## If you can screen capture the circuit (alt+printscreen, then paste into Word) I’d be happy to take a look at it, but wouldn’t be able to respond until Sunday morning. Others here might help you more quickly. I’ll be online today until about 9PM to check this thread but no access to email.

In general you shouldn’t have to understand electricity to understand simple logic circuits… or even complicated ones, really. That’s the beauty of them, in a way. Apart from excessive fan-out (too many components hanging off of a single output) there isn’t much “electricity-wise” to think about.

I think your questions have been answered well enough without trying to delve into AC theory too much. But I will anyway.

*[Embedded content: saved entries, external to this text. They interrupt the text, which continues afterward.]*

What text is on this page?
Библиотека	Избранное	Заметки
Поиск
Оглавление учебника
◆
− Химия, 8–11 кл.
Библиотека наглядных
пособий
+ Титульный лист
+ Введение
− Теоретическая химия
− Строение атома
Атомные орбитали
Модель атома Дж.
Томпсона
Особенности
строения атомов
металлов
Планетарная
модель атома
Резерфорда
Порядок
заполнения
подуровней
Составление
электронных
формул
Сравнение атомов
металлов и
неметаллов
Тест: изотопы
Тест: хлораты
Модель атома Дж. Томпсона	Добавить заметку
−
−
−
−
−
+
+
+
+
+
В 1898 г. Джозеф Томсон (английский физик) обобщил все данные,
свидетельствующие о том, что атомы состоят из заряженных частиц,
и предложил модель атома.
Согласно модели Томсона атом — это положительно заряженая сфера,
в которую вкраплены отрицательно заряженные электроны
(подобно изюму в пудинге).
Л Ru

In general, however, capacitors stop DC from flowing and only pass AC. To AC they look almost like a resistor; to DC they look like an open circuit. The equivalent resistance, X, an AC wave sees at the capacitor is determined by its frequency, f, and the capacitance, C, in the formula:

X = 1/(C*2*pi*f)

(technically, then, as f-> 0, X -> infinity, which is why DC can see capacitors as open circuits; this is really not what happens, but good enough for government work)

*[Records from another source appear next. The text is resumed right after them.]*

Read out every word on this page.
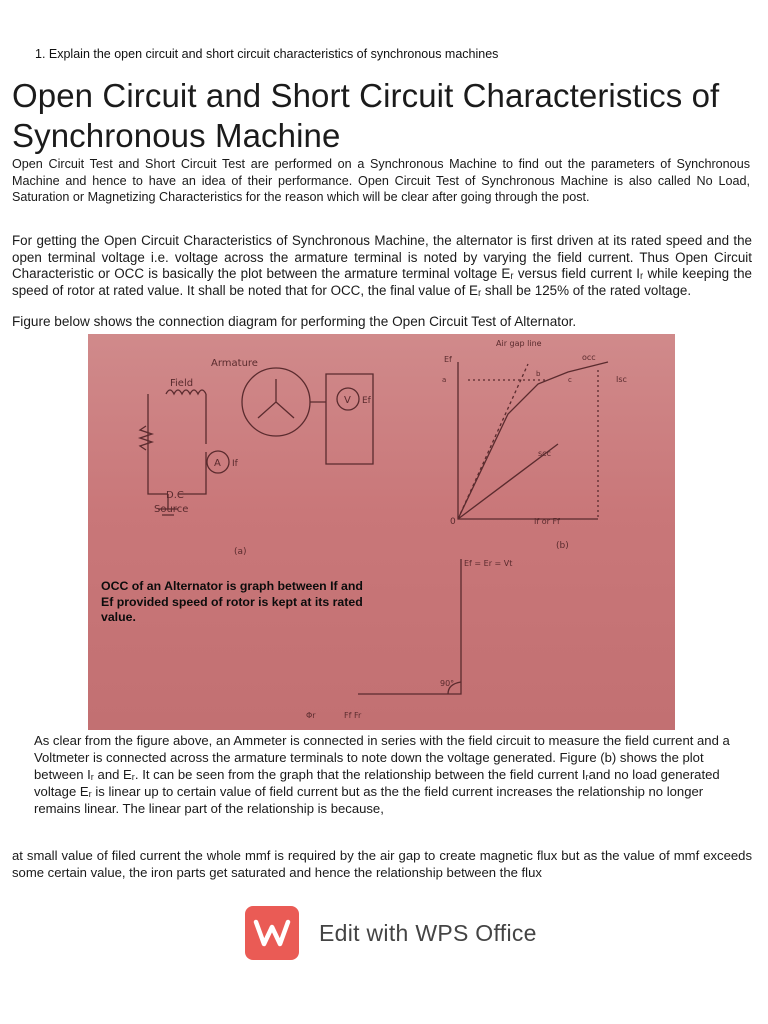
1. Explain the open circuit and short circuit characteristics of synchronous machines
Open Circuit and Short Circuit Characteristics of Synchronous Machine

Open Circuit Test and Short Circuit Test are performed on a Synchronous Machine to find out the parameters of Synchronous Machine and hence to have an idea of their performance. Open Circuit Test of Synchronous Machine is also called No Load, Saturation or Magnetizing Characteristics for the reason which will be clear after going through the post.

For getting the Open Circuit Characteristics of Synchronous Machine, the alternator is first driven at its rated speed and the open terminal voltage i.e. voltage across the armature terminal is noted by varying the field current. Thus Open Circuit Characteristic or OCC is basically the plot between the armature terminal voltage Eᵣ versus field current Iᵣ while keeping the speed of rotor at rated value. It shall be noted that for OCC, the final value of Eᵣ shall be 125% of the rated voltage.

Figure below shows the connection diagram for performing the Open Circuit Test of Alternator.
Armature
Field
D.C
Source
A
V
If
Ef
(a)
(b)
Air gap line
occ
scc
Isc
Ef
0	If or Ff
Ef = Er = Vt
90°
Φr	Ff Fr
a
b
c
OCC of an Alternator is graph between If and Ef provided speed of rotor is kept at its rated value.

As clear from the figure above, an Ammeter is connected in series with the field circuit to measure the field current and a Voltmeter is connected across the armature terminals to note down the voltage generated. Figure (b) shows the plot between Iᵣ and Eᵣ. It can be seen from the graph that the relationship between the field current Iᵣand no load generated voltage Eᵣ is linear up to certain value of field current but as the the field current increases the relationship no longer remains linear. The linear part of the relationship is because,

at small value of filed current the whole mmf is required by the air gap to create magnetic flux but as the value of mmf exceeds some certain value, the iron parts get saturated and hence the relationship between the flux

Edit with WPS Office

When you have a parallel circuit it behaves as **Chronos** implied. If the resistance down each path is equal then they will receive the same current. If a single AC source is driving the circuit you describe, and if X is the same value as the resistance in the other leg, then each path here will also get the same amount of current.

For the formula to figure stuff out when the values aren’t equal, you must find what the equivalent resistence of a parallel circuit is. It will equal

1 / [(1/R[sub]1[/sub]) + (1/R[sub]2[/sub])]

If you have three paths then you can just keep adding terms in the denominator. If the frequency isn’t changing then you can substitute any “R[sub]n[/sub]” with “X” of a capacitor.

Was this too complicated? Any more questions?